Ladies - Don't throw out all that leftover wine. Freeze into ice cubes for future use in casseroles and sauces.
Real Women - Leftover wine?? Hello!!

Ladies - Cure for headaches: Take a lime, cut it in half and rub it on your forehead. The throbbing will go away.
Real Women - Take a lime, mix it with tequila, chill and drink. You might still have the headache, but who the hell cares!

Ladies - Stuff a miniature marshmallow in the bottom of a sugar cone to prevent ice cream drips.   
Real Women - Just suck the ice cream out of the bottom of the cone, for Pete's sake. You are probably lying on your butt on the couch, with your feet up anyway.

Ladies - To keep potatoes from budding, place an apple in the bag with the potatoes.  
Real Women - Buy boxed mashed potato mix and you don't have to worry about the potatoes growing arms and legs.

Ladies - When a cake recipe calls for flouring the baking pan, use a bit of the dry cake mix instead and there won't be any white powdery mess on the bottom of the cake.  
Real Women - Go to the bakery - they'll even decorate the son of a gun for you.

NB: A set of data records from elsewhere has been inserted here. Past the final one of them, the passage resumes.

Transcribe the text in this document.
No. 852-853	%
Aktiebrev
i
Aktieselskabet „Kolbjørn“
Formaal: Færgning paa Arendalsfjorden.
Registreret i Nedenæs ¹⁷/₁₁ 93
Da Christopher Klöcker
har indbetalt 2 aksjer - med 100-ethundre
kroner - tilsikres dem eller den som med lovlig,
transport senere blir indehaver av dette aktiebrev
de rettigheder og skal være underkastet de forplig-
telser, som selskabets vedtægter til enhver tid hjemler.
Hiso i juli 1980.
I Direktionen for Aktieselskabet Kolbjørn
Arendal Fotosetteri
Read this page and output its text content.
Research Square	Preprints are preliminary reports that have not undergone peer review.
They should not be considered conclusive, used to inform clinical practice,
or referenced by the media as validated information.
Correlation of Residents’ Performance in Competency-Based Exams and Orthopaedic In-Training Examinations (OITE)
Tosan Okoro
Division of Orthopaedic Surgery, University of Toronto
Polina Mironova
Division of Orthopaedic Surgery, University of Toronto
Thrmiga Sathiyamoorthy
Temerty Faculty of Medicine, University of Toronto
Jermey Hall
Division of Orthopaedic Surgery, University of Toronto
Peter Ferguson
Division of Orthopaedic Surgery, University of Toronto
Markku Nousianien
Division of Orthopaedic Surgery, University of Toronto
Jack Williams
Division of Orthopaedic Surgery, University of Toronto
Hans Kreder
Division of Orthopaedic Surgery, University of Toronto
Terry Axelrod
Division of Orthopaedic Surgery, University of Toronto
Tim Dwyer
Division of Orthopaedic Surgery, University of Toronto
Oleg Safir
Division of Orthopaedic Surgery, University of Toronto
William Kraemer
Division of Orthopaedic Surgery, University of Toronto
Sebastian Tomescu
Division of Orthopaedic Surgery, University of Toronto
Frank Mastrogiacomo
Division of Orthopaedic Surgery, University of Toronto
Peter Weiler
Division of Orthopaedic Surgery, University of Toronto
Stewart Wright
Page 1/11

Ladies - Brush some beaten egg white over pie crust before baking to yield a beautiful glossy finish.!   
Real Women - Sara Lee frozen freakin pie directions do not include brushing egg whites, so don't do it.

Ladies - If you have a problem opening jars, try using latex dishwashing gloves. They give a non slip grip that makes it easy.
Real Women - Go ask the very HOT neighbour guy to do it.